Sunday, February 27, 2011

The Other Side

Based on what was originally planned, I would be back in Calgary by now. The thing about life, is that you can plan anything to the finest detail; but there is always possibility that it doesn't turn out the way you initially intended. You can study for hours, memorizing every term and concept, and still end up with a B.

Anyways, an unfortunate event happened last week that caused a family reunion type of thing this weekend. It's so awesome, every time family gets together after having been away for months or years. But the thing is that you always want to gather for the right reasons. But like I said before, we don't control the world; sometimes we try to, but that's just foolish.

I only recall attending one funeral in my life. I was still really young and did not know very much of what was going on and the significance of everything. This time, though, it was much different. I tell people that I have a very large family. When I do, it usually includes all my cousins, my cousins' cousins, and sometimes even my cousins' cousins' cousins. I don't know the proper term for it in English - second cousin or whatever. I don't know everyone as well as I'd like, but you can't win them all.

When we stand in front of death face to face, there is a fear. I think I can speak for almost everyone that the fear is one of uncertainty. Death is the one thing in life that humans cannot rule over. Our minds are powerful enough to do pretty much everything we have ever dreamed of, except conquering death. Death is caused by sin, so there is proof that we are all sinners whether or not we admit it. For me, sitting in that service today, it was so hard not to feel awful or even tear up. Seeing people in such pain is something that has always been something that bothered me. But I'm going to sound and seem very cynical and pessimistic. I don't think we face these situations enough. We see it in movies, we can think about it all we want, but when we're actually there, it's a totally different monster. I'm not saying that it's good to see people leave the earth, but since we don't really think much about this touchy subject, we often don't know how to respond properly, or know what it feels like. Whether someone goes to heaven or hell, that is between them and God; I wouldn't know, and I can only hope it's the former.

Today, as I sat in that spot in the pew, I kept picturing in my mind God walking side by side with her as he was showing her all the cool things he wanted her to see. Through all the weeping and sorrow, it brought a glimpse of joy to me. Everything that was shared, and all the people that showed up really testifies, not only to her, but in a general sense of how much impact someone has had in this world.
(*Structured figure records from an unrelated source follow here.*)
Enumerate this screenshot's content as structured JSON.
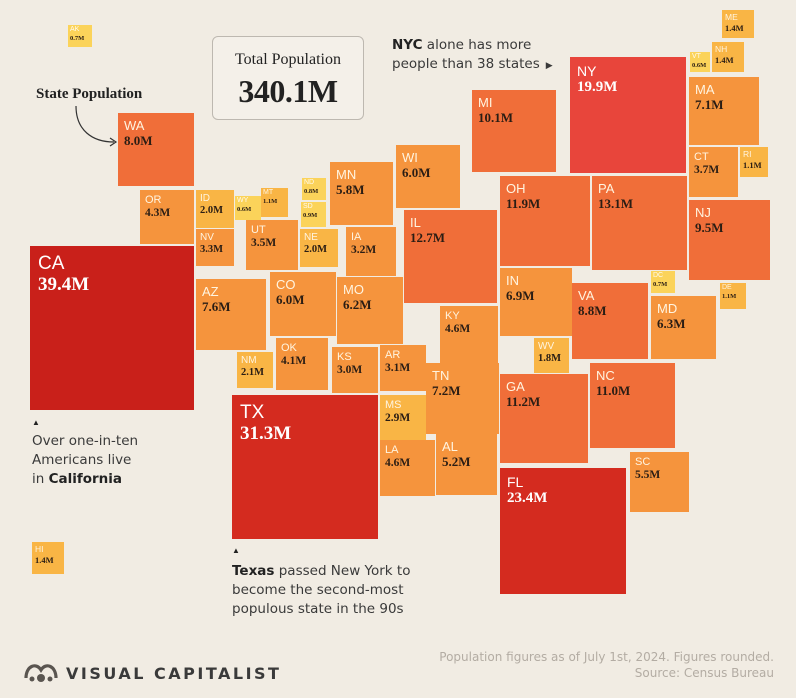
{
  "header": {
    "total_label": "Total Population",
    "total_value": "340.1M"
  },
  "annotations": {
    "state_population": "State Population",
    "nyc_line1": "NYC",
    "nyc_line1_rest": " alone has more",
    "nyc_line2": "people than 38 states",
    "ca_line1": "Over one-in-ten",
    "ca_line2": "Americans live",
    "ca_line3_pre": "in ",
    "ca_line3_bold": "California",
    "tx_line1_bold": "Texas",
    "tx_line1_rest": " passed New York to",
    "tx_line2": "become the second-most",
    "tx_line3": "populous state in the 90s"
  },
  "footer": {
    "brand": "VISUAL CAPITALIST",
    "note1": "Population figures as of July 1st, 2024. Figures rounded.",
    "note2": "Source: Census Bureau"
  },
  "colors": {
    "background": "#f1ece3",
    "scale": [
      "#fbd35a",
      "#f9b545",
      "#f5943d",
      "#f06e39",
      "#e8453b",
      "#d42b1f",
      "#c9201a"
    ]
  },
  "chart_data": {
    "type": "table",
    "value_unit": "M",
    "items": [
      {
        "state": "AK",
        "label": "0.7M",
        "value": 0.7
      },
      {
        "state": "ME",
        "label": "1.4M",
        "value": 1.4
      },
      {
        "state": "VT",
        "label": "0.6M",
        "value": 0.6
      },
      {
        "state": "NH",
        "label": "1.4M",
        "value": 1.4
      },
      {
        "state": "NY",
        "label": "19.9M",
        "value": 19.9
      },
      {
        "state": "MA",
        "label": "7.1M",
        "value": 7.1
      },
      {
        "state": "MI",
        "label": "10.1M",
        "value": 10.1
      },
      {
        "state": "WA",
        "label": "8.0M",
        "value": 8.0
      },
      {
        "state": "WI",
        "label": "6.0M",
        "value": 6.0
      },
      {
        "state": "MN",
        "label": "5.8M",
        "value": 5.8
      },
      {
        "state": "CT",
        "label": "3.7M",
        "value": 3.7
      },
      {
        "state": "RI",
        "label": "1.1M",
        "value": 1.1
      },
      {
        "state": "OH",
        "label": "11.9M",
        "value": 11.9
      },
      {
        "state": "PA",
        "label": "13.1M",
        "value": 13.1
      },
      {
        "state": "OR",
        "label": "4.3M",
        "value": 4.3
      },
      {
        "state": "ID",
        "label": "2.0M",
        "value": 2.0
      },
      {
        "state": "WY",
        "label": "0.6M",
        "value": 0.6
      },
      {
        "state": "MT",
        "label": "1.1M",
        "value": 1.1
      },
      {
        "state": "ND",
        "label": "0.8M",
        "value": 0.8
      },
      {
        "state": "SD",
        "label": "0.9M",
        "value": 0.9
      },
      {
        "state": "IL",
        "label": "12.7M",
        "value": 12.7
      },
      {
        "state": "NJ",
        "label": "9.5M",
        "value": 9.5
      },
      {
        "state": "CA",
        "label": "39.4M",
        "value": 39.4
      },
      {
        "state": "NV",
        "label": "3.3M",
        "value": 3.3
      },
      {
        "state": "UT",
        "label": "3.5M",
        "value": 3.5
      },
      {
        "state": "NE",
        "label": "2.0M",
        "value": 2.0
      },
      {
        "state": "IA",
        "label": "3.2M",
        "value": 3.2
      },
      {
        "state": "IN",
        "label": "6.9M",
        "value": 6.9
      },
      {
        "state": "DC",
        "label": "0.7M",
        "value": 0.7
      },
      {
        "state": "DE",
        "label": "1.1M",
        "value": 1.1
      },
      {
        "state": "AZ",
        "label": "7.6M",
        "value": 7.6
      },
      {
        "state": "CO",
        "label": "6.0M",
        "value": 6.0
      },
      {
        "state": "MO",
        "label": "6.2M",
        "value": 6.2
      },
      {
        "state": "KY",
        "label": "4.6M",
        "value": 4.6
      },
      {
        "state": "VA",
        "label": "8.8M",
        "value": 8.8
      },
      {
        "state": "MD",
        "label": "6.3M",
        "value": 6.3
      },
      {
        "state": "WV",
        "label": "1.8M",
        "value": 1.8
      },
      {
        "state": "NM",
        "label": "2.1M",
        "value": 2.1
      },
      {
        "state": "OK",
        "label": "4.1M",
        "value": 4.1
      },
      {
        "state": "KS",
        "label": "3.0M",
        "value": 3.0
      },
      {
        "state": "AR",
        "label": "3.1M",
        "value": 3.1
      },
      {
        "state": "TN",
        "label": "7.2M",
        "value": 7.2
      },
      {
        "state": "NC",
        "label": "11.0M",
        "value": 11.0
      },
      {
        "state": "GA",
        "label": "11.2M",
        "value": 11.2
      },
      {
        "state": "TX",
        "label": "31.3M",
        "value": 31.3
      },
      {
        "state": "MS",
        "label": "2.9M",
        "value": 2.9
      },
      {
        "state": "LA",
        "label": "4.6M",
        "value": 4.6
      },
      {
        "state": "AL",
        "label": "5.2M",
        "value": 5.2
      },
      {
        "state": "SC",
        "label": "5.5M",
        "value": 5.5
      },
      {
        "state": "FL",
        "label": "23.4M",
        "value": 23.4
      },
      {
        "state": "HI",
        "label": "1.4M",
        "value": 1.4
      }
    ]
  }
}
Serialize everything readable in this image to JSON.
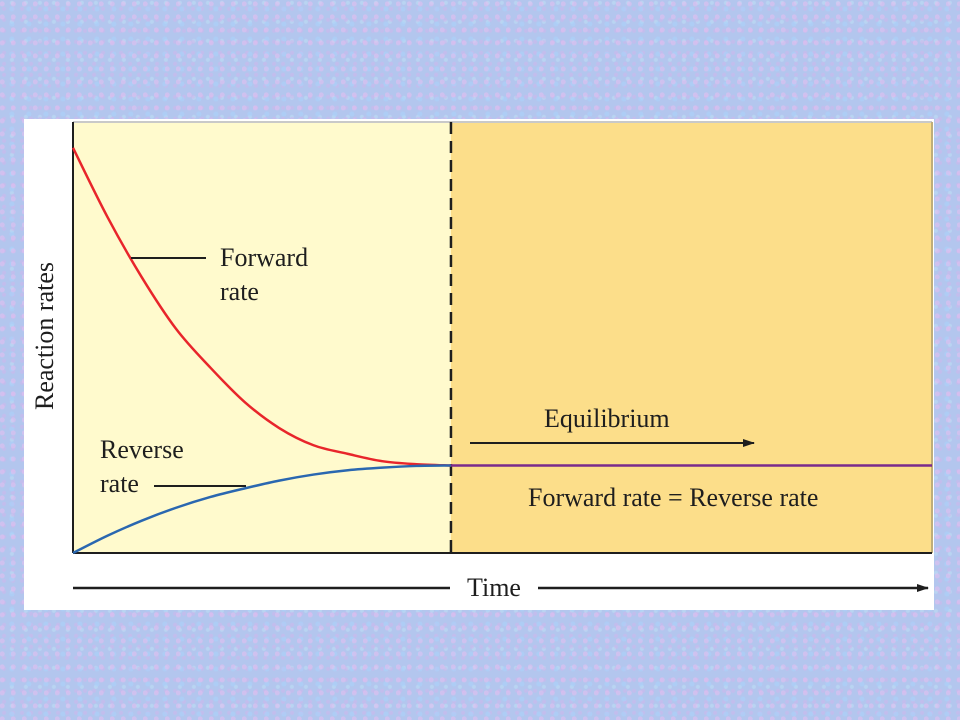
{
  "chart_data": {
    "type": "line",
    "xlabel": "Time",
    "ylabel": "Reaction rates",
    "x_ticks": [],
    "y_ticks": [],
    "xlim": [
      0,
      100
    ],
    "ylim": [
      0,
      100
    ],
    "equilibrium_x": 44,
    "series": [
      {
        "name": "Forward rate",
        "color": "#e8252b",
        "x": [
          0,
          4,
          8,
          12,
          16,
          20,
          24,
          28,
          32,
          36,
          40,
          44
        ],
        "y": [
          94,
          78,
          64,
          52,
          43,
          35,
          29,
          25,
          23,
          21.3,
          20.6,
          20.3
        ]
      },
      {
        "name": "Reverse rate",
        "color": "#2a67b0",
        "x": [
          0,
          4,
          8,
          12,
          16,
          20,
          24,
          28,
          32,
          36,
          40,
          44
        ],
        "y": [
          0,
          4,
          7.5,
          10.5,
          13,
          15,
          16.8,
          18.2,
          19.2,
          19.8,
          20.2,
          20.3
        ]
      },
      {
        "name": "Forward rate = Reverse rate",
        "color": "#7a2a8c",
        "x": [
          44,
          100
        ],
        "y": [
          20.3,
          20.3
        ]
      }
    ],
    "annotations": [
      {
        "id": "forward",
        "lines": [
          "Forward",
          "rate"
        ]
      },
      {
        "id": "reverse",
        "lines": [
          "Reverse",
          "rate"
        ]
      },
      {
        "id": "equilibrium",
        "text": "Equilibrium"
      },
      {
        "id": "equal",
        "text": "Forward rate = Reverse rate"
      }
    ],
    "colors": {
      "pre_equilibrium_bg": "#fffacd",
      "equilibrium_bg": "#fcde8a",
      "axis": "#1e1e1e"
    },
    "grid": false
  }
}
Even though there weren't a whole lot, my experiences confirm this 100%. It's too bad I never really get to know people as much as I'd like, because I think there's something to like in every person.

There was also a point where I broadened up everything and thought to myself, "how can anyone possibly not believe in God?" Even if it is for the sake of the whole afterlife thing, or at least some sort of hope that life is more than what we see, how can anyone come out to say flat out that there is no God. I guess to make myself a bit more clear, I'm talking about the God that created the world. I've also often wondered how God is perceived differently through different people. Would the God that I believe and know be different from yours? So I guess as a universal common theme that we should share is by going back to creation. Because God reveals himself differently and works in different ways, we have to see the bigger picture through the universe that he created. You can call me crazy, but I just find it impossible to deny the existence of our God the Father, Son and Holy Spirit. I mean, everything points that way. Like C.S. Lewis said, if you don't believe it, you're either a lunatic or a liar.

Another thing is that while you're in the midst of all that is happening, how do you not think about what it would be like to be in everyone else's shoes? What if it was you that God had decided that your time is up, or you that are the immediate family? It was tough, and I definitely cannot even imagine the pain to be so closely related to the situation.

Anyways, my reading week seems so insignificant given the events that have happened; and I don't mind putting aside blogging about myself to acknowledge these things. There's a lot more that I can say, but I'm getting a bit tired and I will be going back to Calgary tomorrow, so I'll need to get some sleep. I hope that God has revealed himself in some capacity to everyone that was affected.

Rest in peace. I hope I'll get to see you one day, along with everyone else who was called by him to be his own. Then, we'll really get to celebrate.

1 comment:

dorcas said...

I've been thinking alot about death from the same trigger..wondering why Lazarus or Dorcas didn't share their experience of death as they were dead and raised from the dead again. Or maybe nobody documented it? I keep thinking that if I was close to them, I'd ask all these questions about what happens. Like if they still know what goes on on earth, if they know who thinks about them, if they feel sad to see people cry for them, if they know what people think, etc...That's a really pretty picture you have in mind - I wish the same is happening as we speak.